A better than average issue, with interesting stories by Isabel J. Kim, Nadia Afifi, Yang Wanqing and Ann LeBlanc

  • "The Rhythm of the Soul" by Michelle Julia John: a boy (and others) develop a special skill that causes them to be imprisoned and beaten 'for their own good'.

  • "Accountability, and Other Myths of Old Earth" by Aimee Ogden: aliens arrive to put the world in order, whether humans like it or not. But some people don't like it and do small acts of rebellion and, in the end, one big act of rebellion while the aliens still wait for humanity to take account of their actions.

  • "Calf Cleaving in the Benthic Black" by Isabel J. Kim: two scavengers are first to a derelict colony spaceship, only to discover something that may prevent their salvage rights, unless they are willing to kill for it; or come up with a different plan to save what they have found.
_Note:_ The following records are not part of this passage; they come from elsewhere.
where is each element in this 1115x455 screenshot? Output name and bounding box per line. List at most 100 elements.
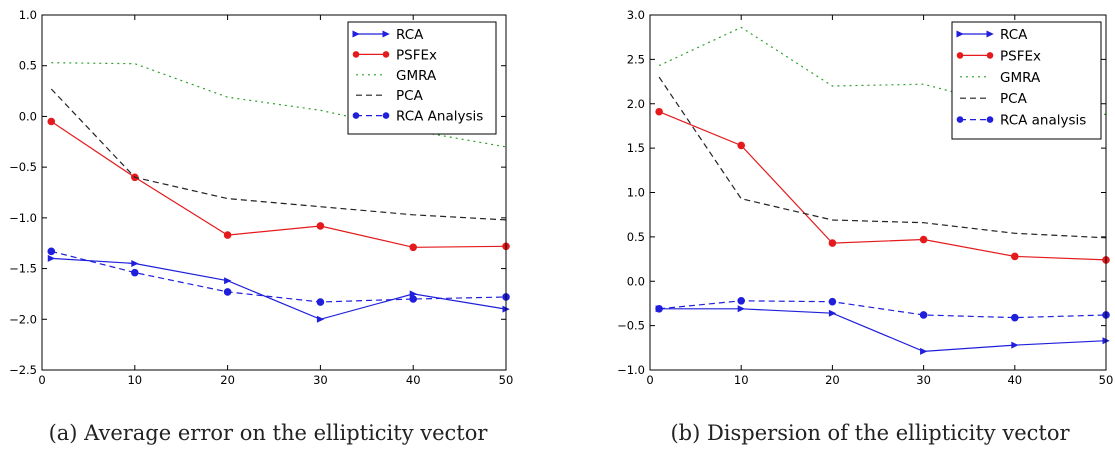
y-tick-label: −2.0	[9, 312, 37, 326]
series-psfex	[47, 117, 510, 252]
y-tick-label: −0.5	[9, 160, 37, 174]
legend-marker	[956, 52, 964, 59]
legend-marker	[956, 116, 964, 123]
data-point	[737, 305, 745, 313]
legend-label: GMRA	[1000, 70, 1041, 86]
legend-label: RCA Analysis	[396, 109, 483, 125]
y-tick-label: 2.5	[627, 52, 645, 66]
data-point	[655, 304, 663, 313]
data-point	[828, 239, 837, 247]
legend-marker	[352, 51, 360, 58]
axes-frame	[41, 14, 507, 371]
data-point	[47, 254, 56, 262]
y-tick-label: 0.0	[19, 109, 37, 123]
series-pca	[50, 88, 507, 221]
data-point	[1011, 341, 1019, 349]
series-line	[659, 300, 1107, 319]
legend-label: RCA	[396, 27, 424, 43]
y-tick-label: 1.0	[627, 186, 645, 200]
data-point	[828, 297, 837, 306]
legend-box	[951, 21, 1102, 140]
x-tick-label: 50	[499, 373, 514, 387]
legend-marker	[352, 112, 360, 119]
y-tick-label: 0.5	[627, 230, 645, 244]
legend-marker	[382, 30, 390, 38]
y-tick-label: −1.5	[9, 262, 37, 276]
series-line	[658, 76, 1107, 239]
figure-caption: (b) Dispersion of the ellipticity vector	[670, 421, 1070, 445]
series-line	[658, 111, 1107, 261]
legend-label: RCA analysis	[1000, 113, 1086, 129]
data-point	[1011, 313, 1019, 322]
x-tick-label: 10	[734, 373, 749, 387]
y-tick-label: −1.0	[9, 211, 37, 225]
legend-label: GMRA	[396, 68, 437, 84]
x-tick-label: 0	[38, 373, 45, 387]
y-tick-label: 3.0	[627, 8, 645, 22]
y-tick-label: 1.5	[627, 141, 645, 155]
data-point	[919, 311, 928, 319]
data-point	[316, 315, 325, 323]
legend-label: PCA	[1000, 91, 1028, 107]
x-tick-label: 30	[916, 373, 931, 387]
series-line	[50, 121, 507, 248]
data-point	[919, 235, 928, 244]
data-point	[223, 231, 232, 239]
legend-marker	[382, 112, 390, 119]
series-line	[659, 308, 1107, 353]
data-point	[737, 296, 746, 305]
data-point	[47, 247, 56, 256]
legend-marker	[986, 52, 994, 59]
data-point	[316, 222, 325, 230]
data-point	[223, 288, 232, 296]
y-tick-label: −0.5	[617, 319, 645, 333]
x-tick-label: 20	[220, 373, 235, 387]
x-tick-label: 0	[646, 373, 653, 387]
data-point	[131, 268, 139, 277]
data-point	[47, 117, 56, 126]
legend-label: PCA	[396, 88, 424, 104]
data-point	[224, 277, 232, 285]
legend-marker	[352, 30, 360, 38]
x-tick-label: 30	[313, 373, 328, 387]
y-tick-label: 0.0	[627, 274, 645, 288]
y-tick-label: 0.5	[19, 59, 37, 73]
series-line	[50, 88, 507, 221]
series-rca-analysis	[47, 247, 510, 306]
series-rca	[655, 305, 1110, 355]
series-pca	[658, 76, 1107, 239]
series-rca	[47, 254, 510, 323]
x-tick-label: 20	[825, 373, 840, 387]
chart-panel-2: 0 10 20 30 40 50 3.0 2.5 2.0 1.5 1.0 0.5 0.0 −0.5 −1.0…	[617, 8, 1113, 445]
legend: RCA PSFEx GMRA PCA RCA Analysis	[347, 21, 497, 135]
x-tick-label: 40	[406, 373, 421, 387]
series-line	[51, 62, 507, 148]
data-point	[316, 298, 325, 306]
legend-marker	[382, 51, 390, 58]
legend-label: PSFEx	[1000, 48, 1041, 64]
legend-label: RCA	[1000, 27, 1028, 43]
data-point	[828, 309, 837, 317]
data-point	[409, 243, 418, 252]
x-tick-label: 50	[1099, 373, 1114, 387]
data-point	[737, 141, 746, 150]
legend-label: PSFEx	[396, 47, 437, 63]
series-line	[51, 250, 507, 303]
x-tick-label: 40	[1007, 373, 1022, 387]
y-tick-label: −2.5	[9, 363, 37, 377]
figure-caption: (a) Average error on the ellipticity vec…	[49, 421, 489, 445]
chart-panel-1: 0 10 20 30 40 50 1.0 0.5 0.0 −0.5 −1.0 −1.5 −2.0 −2.5…	[9, 8, 513, 445]
data-point	[655, 107, 663, 116]
series-line	[51, 257, 507, 320]
legend-box	[347, 21, 497, 135]
y-tick-label: 1.0	[19, 8, 37, 22]
x-tick-label: 10	[127, 373, 142, 387]
y-tick-label: 2.0	[627, 97, 645, 111]
legend-marker	[986, 116, 994, 123]
legend-marker	[986, 30, 994, 38]
data-point	[409, 295, 418, 303]
legend: RCA PSFEx GMRA PCA RCA analysis	[951, 21, 1102, 140]
data-point	[920, 347, 928, 355]
legend-marker	[956, 30, 964, 38]
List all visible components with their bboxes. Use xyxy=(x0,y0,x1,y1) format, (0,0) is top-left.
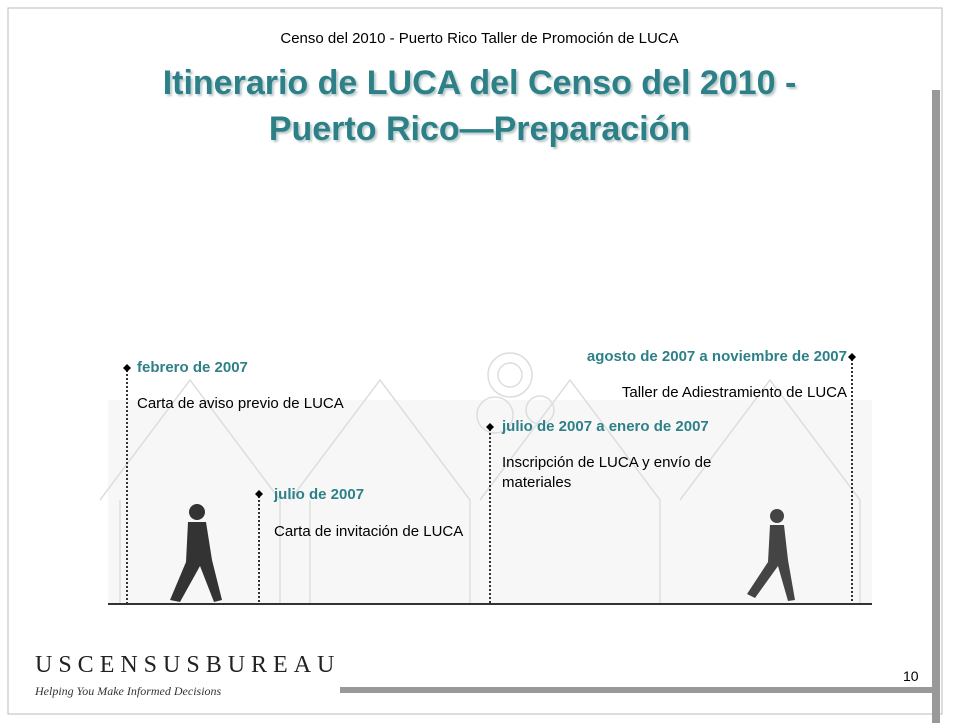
side-bar xyxy=(932,90,940,723)
slide: Censo del 2010 - Puerto Rico Taller de P… xyxy=(0,0,959,723)
tagline: Helping You Make Informed Decisions xyxy=(35,684,221,699)
page-number: 10 xyxy=(903,668,919,684)
footer-bar xyxy=(340,687,940,693)
event-description: Inscripción de LUCA y envío de materiale… xyxy=(502,453,762,493)
event-date: julio de 2007 xyxy=(274,486,364,503)
event-description: Taller de Adiestramiento de LUCA xyxy=(622,383,847,403)
title: Puerto Rico—Preparación xyxy=(0,110,959,149)
event-date: julio de 2007 a enero de 2007 xyxy=(502,418,709,435)
event-description: Carta de invitación de LUCA xyxy=(274,522,464,542)
title: Itinerario de LUCA del Censo del 2010 - xyxy=(0,64,959,103)
subtitle: Censo del 2010 - Puerto Rico Taller de P… xyxy=(0,30,959,47)
event-date: febrero de 2007 xyxy=(137,359,248,376)
event-description: Carta de aviso previo de LUCA xyxy=(137,394,437,414)
event-date: agosto de 2007 a noviembre de 2007 xyxy=(587,348,847,365)
logo: USCENSUSBUREAU xyxy=(35,652,340,679)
  • "The Lonely Time Traveler of Kentish Town" by Nadia Afifi: a fascinating story of a person with the ability to view the past. Now trying to make a living in a country that dislikes foreigners and migrants, she is approached by a Palestinian who wants to view a historical confrontation between his grandparent and Winston Churchill. The risks they take to view and record the event would change both of their future actions.

  • "Hummingbird, Resting on Honeysuckles" by Yang Wanqing, translated by Jay Zhang: a mother grieving for the loss of her daughter finds some solace in recordings of her as capture by her robotic flying hummingbird. But then she realizes that in this future where AI technology is ubiquitous, there may be a way to bring her daughter back in a different form, for a time.

  • "The Transfiguration of the Gardener Irene by the Dead Planet Hipea" by Ann LeBlanc: an interesting story of an off-world shoot of a world-spanning fungal-like organism on a spaceship, who learns of the destruction of its world and is now fighting for its survival on the ship with the help of the ship's gardener.

  • "The Whelk" by Samara Auman: a robot discovers and inhabits a near-derelict spaceship on a beach. They watch and learn as a world that has now turned its back on space exploration discusses their fate. In the end, the robot decides that together, they can do more than accept their fate on that beach.